From 2009-2011, I was a postdoctoral researcher at Sandia National Laboratories (NM), working primarily on the following three projects:
Extreme-scale Algorithms and Software Institute (EASI)
As a postdoc, I worked to develop architecture-aware algorithms for scalable performance as part of the Extreme-scale Algorithms and Software Institute (EASI). The basic idea behind this project is that there is a significant discrepancy between the theoretical peak performance of a supercomputer and the realized performance of important large-scale computational science applications. The thrust of this project is to improve the parallel performance of these applications to realize a higher percentage of this peak performance. My early work was spent on developing parallel triangular solvers for multi-core and many-core architectures. I also worked on researching and developing techniques for interfacing traditional MPI applications with hybrid MPI/multithreaded solvers.
CSCAPES
I continued some of my thesis work as part as the Institute for Combinatorial Scientific Computing and Petascale Simulations (CSCAPES), a SciDAC institute. In particular, I researched and developed new two-dimensional sparse matrix partitioning algorithms and worked on implementing 2D partitioning into Isorropia, so they will be readily available for Trilinos users. I also worked on the early development of Zoltan2, a package for partitioning, load-balancing, and other important combinatorial problems (and successor to the Zoltan package). As part of my CSCAPES work, I also led Sandia effort in sponsoring Harvey Mudd College clinic project on sparse matrix partitioning.
Climate Modeling
I also been worked on the NNSA BER Climate Research Project, to migrate FV-MAS (finite volumes for modeling across scales) into high-performance computing environments such as leadership class supercomputers. My efforts were mostly focused on improving the parallel performance of the parallel software and interfacing the climate modeling code with the load-balancing and ordering tools in Zoltan. I also was involved in developing a communication abstraction to allow for the usage of different parallel programming models within the climate application.
Papers
Erik G. Boman and Michael M. Wolf, “A Nested Dissection Partitioning Method for Parallel Sparse Matrix-Vector Multiplication,” IEEE HPEC 2013, Waltham, MA, September 2013.

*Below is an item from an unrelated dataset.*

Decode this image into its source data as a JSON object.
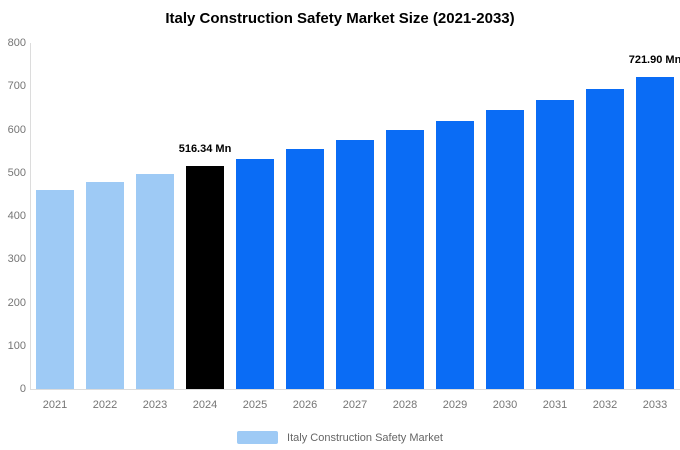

Michael M. Wolf, Michael A. Heroux, and Erik G. Boman, “Factors Impacting Performance of Multithreaded Sparse Triangular Solve,” High Performance Computing for Computational Science: VECPAR 2010, Berkeley, CA, June 22-25, 2010. [paper, slides]
E.G. Boman, U.V. Catalyurek, C. Chevalier, K.D. Devine, I. Safro, and M.M. Wolf. “Advances in Parallel Partitioning, Load Balancing, and Matrix Ordering,” J. of Physics: Conference Series, vol. 180, 012008. (SciDAC09 Conference, San Diego, June 2009.)
Presentations
“Hybrid MPI/Multithreaded PCG: A Use Case for MPI Shared Memory Allocation,” Supercomputing 2010, New Orleans, November 13-19, 2010. (Poster presentation)
“Obtaining Parallelism on Multicore and GPU Architectures in a Painless Manner,” 2010 SEG Post-Convention Workshop on High Performance Implementation of Geophysical Applications, Denver, October 21, 2010. (Invited Talk)
“Recent Advances in Two-dimensional Sparse Matrix Partitioning,” SIAM Conference on Parallel Processing for Scientific Computing (PP10), Seattle, WA, February 24-26, 2010. (Minisymposium Presentation.)
“Improved Data Partitioning by Nested Dissection with Applications to Information Retrieval,” SIAM Workshop on Combinatorial Scientific Computing (CSC09), Seaside, CA, October 29-31, 2009. (Refereed Presentation).